For Melissa Magal, the clock is ticking. As the owner of two restaurants in Brooklyn, she has less than 800 days before her employees and customers will be cut off from subway access to Williamsburg and her businesses.
Magal, 51, was one of dozens of Brooklyn residents, business owners and workers who met at the Automotive High School in Williamsburg on Tuesday night to voice their frustration about the looming L train shutdown.
In July, the Metropolitan Transit Authority (MTA) announced that the L train service between Brooklyn and Manhattan would be suspended for 18 months, beginning in 2019, in order to repair damages caused by Hurricane Sandy. But since that announcement, the MTA has not proposed substitutions to riders who depend on the subway line to commute to work or school.
A group of concerned organizations, businesses and local residents, The L Train Coalition, decided to take action to develop alternative transit options for the thousands of passengers who will be affected by the closure of the subway line. Tuesday’s forum, fittingly called “What The L,” was one of the first steps of getting feedback from Brooklyn residents about the recommendations they plan to make to the MTA.
There was no representation from the MTA at the event, but the L Train Coalition said the agency is aware of the proposal.
Magal said she is shocked by the lack of communication from the MTA.
“You can’t tell a community and business owners that a major subway line is going to shut down with nothing else after that,” said Magal, who owns a café and eatery in Williamsburg.
The MTA did not immediately respond to a request for comment.
At Tuesday’s meeting, the L Train Coalition presented a proposal of alternatives for commuters while the L train is out of service.

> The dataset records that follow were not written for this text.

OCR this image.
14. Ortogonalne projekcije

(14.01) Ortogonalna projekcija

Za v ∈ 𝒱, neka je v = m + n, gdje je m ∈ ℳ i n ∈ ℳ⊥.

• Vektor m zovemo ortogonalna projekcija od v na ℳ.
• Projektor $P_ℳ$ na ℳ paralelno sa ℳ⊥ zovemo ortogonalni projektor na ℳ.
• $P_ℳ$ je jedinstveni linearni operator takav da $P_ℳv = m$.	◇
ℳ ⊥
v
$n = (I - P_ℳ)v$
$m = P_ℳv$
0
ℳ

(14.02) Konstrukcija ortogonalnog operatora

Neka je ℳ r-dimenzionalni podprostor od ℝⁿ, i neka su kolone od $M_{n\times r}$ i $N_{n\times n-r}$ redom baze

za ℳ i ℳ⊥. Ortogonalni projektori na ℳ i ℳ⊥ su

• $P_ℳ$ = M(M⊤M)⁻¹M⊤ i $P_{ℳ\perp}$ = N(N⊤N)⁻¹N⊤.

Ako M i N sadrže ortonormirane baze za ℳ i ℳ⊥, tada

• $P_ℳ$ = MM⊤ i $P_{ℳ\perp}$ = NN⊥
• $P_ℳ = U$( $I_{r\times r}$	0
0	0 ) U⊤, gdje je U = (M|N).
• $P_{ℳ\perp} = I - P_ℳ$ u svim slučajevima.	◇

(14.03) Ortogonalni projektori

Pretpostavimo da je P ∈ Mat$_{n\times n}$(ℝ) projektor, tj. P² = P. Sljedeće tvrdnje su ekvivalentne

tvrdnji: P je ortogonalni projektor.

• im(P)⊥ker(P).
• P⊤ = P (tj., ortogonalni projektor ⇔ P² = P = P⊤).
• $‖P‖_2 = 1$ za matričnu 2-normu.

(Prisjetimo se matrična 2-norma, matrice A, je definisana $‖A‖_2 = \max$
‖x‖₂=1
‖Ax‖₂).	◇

The plan, developed independently of the MTA by the Regional Plan Association and Riders Alliance, both nonprofits, offered includes the introduction of new bus service; more frequent ferry service; and the creation of a “14th Street Transitway” that would be open exclusively for pedestrians, cyclists and buses to get across town.
“We need to have the best, world-class systems,” said Jon Orcutt, director of communications and advocacy at TransitCenter, a transportation research firm, during the presentation.

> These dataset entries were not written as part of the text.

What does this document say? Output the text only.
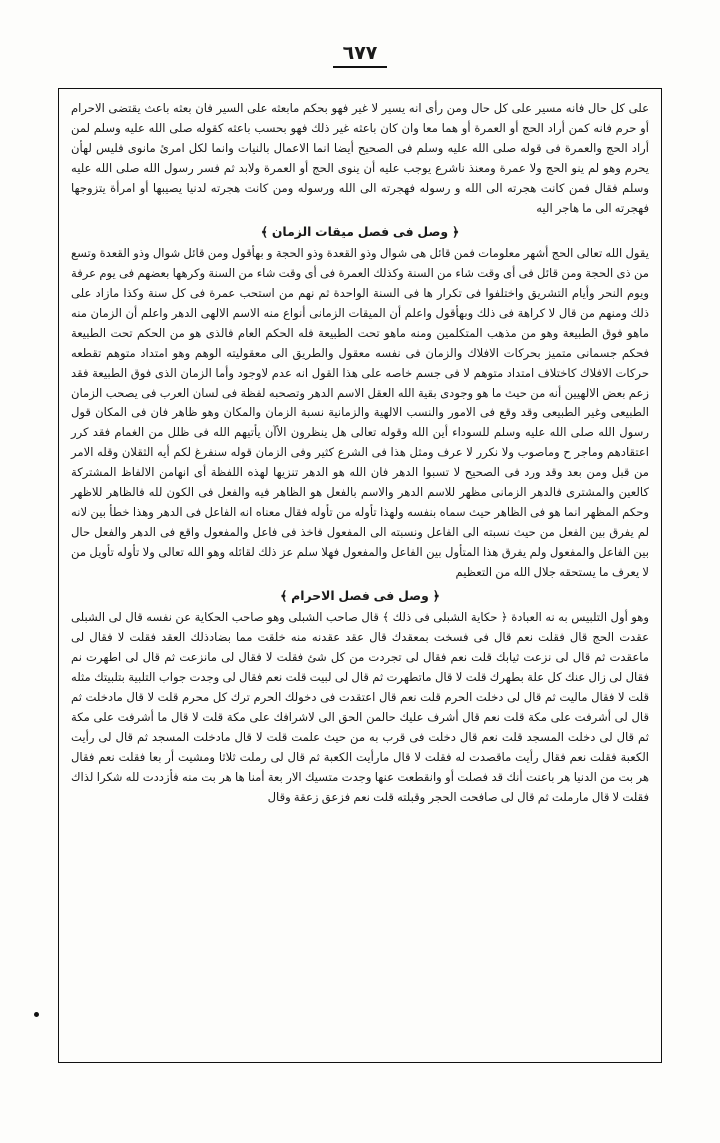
٦٧٧

على كل حال فانه مسير على كل حال ومن رأى انه يسير لا غير فهو بحكم مابعثه على السير فان بعثه باعث يقتضى الاحرام أو حرم فانه كمن أراد الحج أو العمرة أو هما معا وان كان باعثه غير ذلك فهو بحسب باعثه كقوله صلى الله عليه وسلم لمن أراد الحج والعمرة فى قوله صلى الله عليه وسلم فى الصحيح أيضا انما الاعمال بالنيات وانما لكل امرئ مانوى فليس لهأن يحرم وهو لم ينو الحج ولا عمرة ومعنذ ناشرع يوجب عليه أن ينوى الحج أو العمرة ولابد ثم فسر رسول الله صلى الله عليه وسلم فقال فمن كانت هجرته الى الله و رسوله فهجرته الى الله ورسوله ومن كانت هجرته لدنيا يصيبها أو امرأة يتزوجها فهجرته الى ما هاجر اليه

﴿ وصل فى فصل ميقات الزمان ﴾

يقول الله تعالى الحج أشهر معلومات فمن قائل هى شوال وذو القعدة وذو الحجة و بهأقول ومن قائل شوال وذو القعدة وتسع من ذى الحجة ومن قائل فى أى وقت شاء من السنة وكذلك العمرة فى أى وقت شاء من السنة وكرهها بعضهم فى يوم عرفة ويوم النحر وأيام التشريق واختلفوا فى تكرار ها فى السنة الواحدة ثم نهم من استحب عمرة فى كل سنة وكذا مازاد على ذلك ومنهم من قال لا كراهة فى ذلك وبهأقول واعلم أن الميقات الزمانى أنواع منه الاسم الالهى الدهر واعلم أن الزمان منه ماهو فوق الطبيعة وهو من مذهب المتكلمين ومنه ماهو تحت الطبيعة فله الحكم العام فالذى هو من الحكم تحت الطبيعة فحكم جسمانى متميز بحركات الافلاك والزمان فى نفسه معقول والطريق الى معقوليته الوهم وهو امتداد متوهم تقطعه حركات الافلاك كاختلاف امتداد متوهم لا فى جسم خاصه على هذا القول انه عدم لاوجود وأما الزمان الذى فوق الطبيعة فقد زعم بعض الالهيين أنه من حيث ما هو وجودى بقية الله العقل الاسم الدهر وتصحبه لفظة فى لسان العرب فى يصحب الزمان الطبيعى وغير الطبيعى وقد وقع فى الامور والنسب الالهية والزمانية نسبة الزمان والمكان وهو ظاهر فان فى المكان قول رسول الله صلى الله عليه وسلم للسوداء أين الله وقوله تعالى هل ينظرون الأآن يأتيهم الله فى ظلل من الغمام فقد كرر اعتقادهم وماجر ح وماصوب ولا نكرر لا عرف ومثل هذا فى الشرع كثير وفى الزمان قوله سنفرغ لكم أيه الثقلان وقله الامر من قبل ومن بعد وقد ورد فى الصحيح لا تسبوا الدهر فان الله هو الدهر تنزيها لهذه اللفظة أى انهامن الالفاظ المشتركة كالعين والمشترى فالدهر الزمانى مظهر للاسم الدهر والاسم بالفعل هو الظاهر فيه والفعل فى الكون لله فالظاهر للاظهر وحكم المظهر انما هو فى الظاهر حيث سماه بنفسه ولهذا تأوله من تأوله فقال معناه انه الفاعل فى الدهر وهذا خطأ بين لانه لم يفرق بين الفعل من حيث نسبته الى الفاعل ونسبته الى المفعول فاخذ فى فاعل والمفعول واقع فى الدهر والفعل حال بين الفاعل والمفعول ولم يفرق هذا المتأول بين الفاعل والمفعول فهلا سلم عز ذلك لقائله وهو الله تعالى ولا تأوله تأويل من لا يعرف ما يستحقه جلال الله من التعظيم

﴿ وصل فى فصل الاحرام ﴾

وهو أول التلبيس به نه العبادة ﴿ حكاية الشبلى فى ذلك ﴾ قال صاحب الشبلى وهو صاحب الحكاية عن نفسه قال لى الشبلى عقدت الحج قال فقلت نعم قال فى فسخت بمعقدك قال عقد عقدنه منه خلقت مما بضادذلك العقد فقلت لا فقال لى ماعقدت ثم قال لى نزعت ثيابك قلت نعم فقال لى تجردت من كل شئ فقلت لا فقال لى مانزعت ثم قال لى اطهرت نم فقال لى زال عنك كل علة بطهرك قلت لا قال ماتطهرت ثم قال لى لبيت قلت نعم فقال لى وجدت جواب التلبية بتلبيتك مثله قلت لا فقال ماليت ثم قال لى دخلت الحرم قلت نعم قال اعتقدت فى دخولك الحرم ترك كل محرم قلت لا قال مادخلت ثم قال لى أشرفت على مكة قلت نعم قال أشرف عليك حالمن الحق الى لاشرافك على مكة قلت لا قال ما أشرفت على مكة ثم قال لى دخلت المسجد قلت نعم قال دخلت فى قرب به من حيث علمت قلت لا قال مادخلت المسجد ثم قال لى رأيت الكعبة فقلت نعم فقال رأيت ماقصدت له فقلت لا قال مارأيت الكعبة ثم قال لى رملت ثلاثا ومشيت أر بعا فقلت نعم فقال هر بت من الدنيا هر باعنت أنك قد فصلت أو وانقطعت عنها وجدت متسيك الار بعة أمنا ها هر بت منه فأزددت لله شكرا لذاك فقلت لا قال مارملت ثم قال لى صافحت الحجر وقبلته قلت نعم فزعق زعقة وقال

Orcutt, who served as a policy director at the New York City Department of Transportation for seven years, moderated one of the forum’s several breakout sessions in which attendees could hear specific proposals about transportation alternatives, including subways, ferries, biking and walking.
Participants raised several concerns in the small groups, including how the proposed plans would be executed and financed. Constructing additional bus lanes would be helpful, but would make door-to-door truck deliveries difficult, some attendees said.
Masha Burina, a senior community organizer at Riders Alliance, said that some business owners were worried whether tourists who are in town for only a short time would know how to navigate the alternative transit systems to get to Brooklyn.
Residents and business owners need a forum to air such concerns, she said.
“Everyday business owners, managers and L train riders who are not directly engaged in coming up with the proposal should have a space to give feedback,” said Burina, whose organization helped develop the transit recommendations.
Magal is concerned about how her employees, who use the L train daily, will get to work after the shutdown takes effect.
“If I don’t have the staff to open the store and help my customers, it doesn’t matter if people are able to get to my store,” said Magal.
Orcutt said attendees, despite their concerns, remained “pragmatic” about the proposed plans. Still, he said, a lot more work is needed.
“Ferries and bikes are nice, but they won’t move huge numbers of people,” he said.
The L Train Coalition plans to compile feedback from community members in an addendum to the proposal.